Particolarmente evidenti quelli che si creano nei rapporti fra politica e vita, nella biopolitica. Eutanasia e Covid sono apparentemente due argomenti distinti, e anche distanti, eppure essi, per come vengono letti nella mentalità progressista comune, presentano sotterranei e non irrilevanti fili di connessione.

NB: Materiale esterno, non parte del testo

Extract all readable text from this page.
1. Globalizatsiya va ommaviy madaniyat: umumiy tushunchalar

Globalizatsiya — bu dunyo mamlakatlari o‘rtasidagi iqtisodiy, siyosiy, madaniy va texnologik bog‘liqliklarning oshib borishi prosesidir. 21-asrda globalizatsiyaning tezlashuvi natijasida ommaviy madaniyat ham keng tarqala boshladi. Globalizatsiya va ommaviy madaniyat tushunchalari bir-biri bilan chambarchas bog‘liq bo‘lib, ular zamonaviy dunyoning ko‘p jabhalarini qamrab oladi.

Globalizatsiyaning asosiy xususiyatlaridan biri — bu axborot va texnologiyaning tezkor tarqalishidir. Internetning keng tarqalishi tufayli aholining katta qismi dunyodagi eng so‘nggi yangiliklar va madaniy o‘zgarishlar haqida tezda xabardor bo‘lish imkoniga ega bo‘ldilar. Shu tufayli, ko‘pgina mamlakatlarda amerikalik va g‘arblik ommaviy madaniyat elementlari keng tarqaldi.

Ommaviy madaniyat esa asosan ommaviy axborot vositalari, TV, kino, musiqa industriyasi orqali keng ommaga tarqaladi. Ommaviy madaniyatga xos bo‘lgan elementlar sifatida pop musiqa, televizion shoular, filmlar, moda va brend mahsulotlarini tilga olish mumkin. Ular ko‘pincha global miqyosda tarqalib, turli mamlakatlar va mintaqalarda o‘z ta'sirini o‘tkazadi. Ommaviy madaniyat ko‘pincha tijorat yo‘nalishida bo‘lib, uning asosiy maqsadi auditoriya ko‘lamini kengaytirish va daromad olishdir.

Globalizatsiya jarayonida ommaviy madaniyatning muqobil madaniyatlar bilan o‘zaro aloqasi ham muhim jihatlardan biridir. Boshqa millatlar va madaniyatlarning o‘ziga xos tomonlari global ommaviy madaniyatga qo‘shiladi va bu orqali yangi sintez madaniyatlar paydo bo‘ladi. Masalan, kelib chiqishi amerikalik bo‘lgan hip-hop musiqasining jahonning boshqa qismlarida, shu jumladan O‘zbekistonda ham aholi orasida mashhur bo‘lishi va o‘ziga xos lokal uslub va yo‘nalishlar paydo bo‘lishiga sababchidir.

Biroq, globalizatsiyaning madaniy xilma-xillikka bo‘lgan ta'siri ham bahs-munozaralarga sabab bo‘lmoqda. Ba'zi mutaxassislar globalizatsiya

E, ovviamente, anche per essi vige la solita risposta precostituita: una legge che consenta l’eutanasia e una lotta al Covid estrema e infinita, da irraggiungibile “rischio zero”, sono le risposte scritte nelle indiscutibili “tavole della legge” della correctness, anzi sono “battaglie di civiltà” e chi solo si permette di obiettare è da esecrare e allontanare dalla pubblica piazza.

Senonché, quello Stato che dovrebbe favorire o agevolare, nel primo caso, la morte, nel secondo deve fare del tutto per evitarla a costo di rendere una non vita, una vita non degna di essere vissuta, quella dei cittadini comuni. Cioè, proprio quella condizione, per una sorta di ribaltamento dialettico, che il Progressista Collettivo dice di voler evitare a chi ha scelto (e forse anche è stato persuaso a scegliere) la via del suicidio considerata per lui una “liberazione”.